Application - that is what 'Workings-days' are about!
VEDANTA IN ACTION.
This is the title of a publication from CM which, whilst it of course has items by Gurudev, also includes selections of writing from other well-esteemed Gurus from the Vedantic tradition as well as leading businessmen. Its focus is the working life. We shall be exploring these essays for the next few weeks on Workings-day as, clearly, they pertain directly to the premise of this section of AVBlog! As ever, you are encouraged to read back over previous posts, to ensure full benefit.
3: Actionless Action.
Liberated While Working (Q&A with Sri Anandamayi Ma)
"How can one benefit spiritually by action?"
One can gain benefit by doing work for its own sake, engaging in karma yoga. As long as a desire to distinguish oneself is lurking, it is karma bhoga (self-satisfaction/enjoyment). One does the work and enjoys its fruit because of the sense of prestige that it brings. Whereas, relinquishing the fruit of expectations on returns becomes karma yoga.
"How is it possible to work without desire?"
One can do this by doing service with the feeling that one is serving the Supreme Being in everyone.

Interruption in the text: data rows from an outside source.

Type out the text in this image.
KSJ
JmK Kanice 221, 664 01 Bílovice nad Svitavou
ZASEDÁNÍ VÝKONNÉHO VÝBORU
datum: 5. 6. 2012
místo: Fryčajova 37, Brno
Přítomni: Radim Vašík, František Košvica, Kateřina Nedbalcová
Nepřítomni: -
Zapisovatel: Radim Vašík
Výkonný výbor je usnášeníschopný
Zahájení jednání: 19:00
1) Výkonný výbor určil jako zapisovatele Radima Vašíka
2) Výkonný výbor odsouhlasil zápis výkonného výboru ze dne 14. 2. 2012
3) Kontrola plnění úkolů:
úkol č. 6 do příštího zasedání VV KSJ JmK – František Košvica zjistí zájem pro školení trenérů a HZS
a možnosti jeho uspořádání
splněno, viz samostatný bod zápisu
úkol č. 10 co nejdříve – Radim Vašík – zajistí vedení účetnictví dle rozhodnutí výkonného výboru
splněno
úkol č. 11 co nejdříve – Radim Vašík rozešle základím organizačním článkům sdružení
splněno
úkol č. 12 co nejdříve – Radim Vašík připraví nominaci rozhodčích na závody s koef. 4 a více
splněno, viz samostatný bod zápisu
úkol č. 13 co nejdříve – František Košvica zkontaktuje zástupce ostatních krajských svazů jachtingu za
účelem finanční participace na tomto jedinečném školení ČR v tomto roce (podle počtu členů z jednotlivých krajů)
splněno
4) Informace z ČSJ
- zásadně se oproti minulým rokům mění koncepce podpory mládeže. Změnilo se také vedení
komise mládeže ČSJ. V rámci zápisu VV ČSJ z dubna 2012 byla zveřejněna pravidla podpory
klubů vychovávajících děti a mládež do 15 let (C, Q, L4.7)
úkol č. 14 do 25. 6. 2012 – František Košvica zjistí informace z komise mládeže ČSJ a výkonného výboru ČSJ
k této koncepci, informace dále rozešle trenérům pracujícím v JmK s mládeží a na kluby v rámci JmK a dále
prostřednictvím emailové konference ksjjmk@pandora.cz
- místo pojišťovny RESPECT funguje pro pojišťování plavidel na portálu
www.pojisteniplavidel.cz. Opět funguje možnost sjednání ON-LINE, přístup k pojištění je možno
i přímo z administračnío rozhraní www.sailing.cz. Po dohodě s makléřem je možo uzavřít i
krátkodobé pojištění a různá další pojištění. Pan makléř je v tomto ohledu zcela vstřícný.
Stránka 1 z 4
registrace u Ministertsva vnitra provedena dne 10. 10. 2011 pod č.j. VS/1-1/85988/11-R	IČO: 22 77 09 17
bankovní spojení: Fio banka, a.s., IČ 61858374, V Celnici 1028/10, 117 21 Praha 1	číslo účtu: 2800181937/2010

The desire for God-realisation is obviously not an ordinary one. "I am an instrument, deign to work through this, your instrument." By regarding all manifestation as the Supreme Being, one attains to communion which leads to liberation. Whatever work is undertaken, let it be done with one's whole being and in the spirit of "Thou alone workest" so that there may be no opportunity for affliction, distress, or sorrow to creep in. Another point; if the attitude "through my shortcomings the work has not been done well enough, greater pains ought to have been taken to complete this service" is not persisted in, the work must be considered to have been done carelessly. Therefore, as far as it lies in your power, there should be no neglect. Beyond that, feel that whatever happens is in His hand; your but His tool. Put your body, mind and heart into every work and for the rest, it is as it comes.
"It does not seem possible to perform action devoid of attachment to that work or its fruit, working only for the duty… yet what is taken up in spirit of dedication to God may well develop into work done without desire. Please explain further"
Whether with or without desire, it is still action. One cannot possibly remain without action until the state of Pure Being comes. Therefore, let this aspect of the matter be understood.
When you surrender yourself to your guru, you have to obey his or her orders unconditionally. In this your sole motive is to carry out the guru's will. Consequently, when going about the task, you grow eager to do your utmost. Can you all this also a desire in the ordinary sense of the word? To set your heart on being efficient, with only one object to complete the task for the guru, is certainly a good desire. If for any reason there should arise even the least feeling of resentment, the action can no longer be said to be without attachment. Suppose, for example, after having accomplished by far the greater part of some work, you have to abandon it and someone else takes it up, completes it and gets the credit for having achieved the whole of the task. If you mind this even in the slightest degree, how can the work really have been done disinterestedly? Obviously it was not quite free of your sense of ownership on the task, nor free from desire for recognition.
When you have given yourself up to the guru, s/he may do anything, subject you to countless tests, yet you still regard yourself as a tool in His hands. You will then have reached a stage, in spite of the difficulties, where you persist with the work knowing it to be the guru's order. By this attitude you will grow steadfast in endurance, patience and perseverance and you energy capacity will be enhanced. Keep this in mind.
In action there is bound to be conflict. When can there be freedom from this? There can be freedom only when there is no question of hurt. Even in the midst of work, at all times and under all circumstances, one must be prepared to obey any kind of order. Imagine you are hungry and your are just raising your hand to put food into your mouth, then you are asked to go elsewhere. At that very instant you should gladly let fall the food and obey the call. Such an attitude is an indication of one's becoming established in a happiness that is not of this world. When one is nearing effortless being, whether one is blamed or not for some short-coming, one is quite indifferent. Then only does one become an instrument in His hands. The body moves like a tool and one watches it with the nature of a spectator. Then one observes what a great variety of work gets done by such a body and how efficiently. Egoless work is full of beauty, for it is not promoted by a desire for self-gratification. As long as the knots that constitute ego are not unravelled, even though you intend to act impersonally, you will get hurt and this will produce a change in the expression of your eyes and face and be apparent in you whole manner. To long in the essence of "let my heart be free from craving of results" is still a desire for a result! Nevertheless, by thus aspiring after selfless action, there is hope of its coming to pass.
A knot in the heart means resistance. Hence, as long as ego persists, there will be clashes at times, even when impersonal work is attempted, because one is bound and therefore pulled in this or that direction.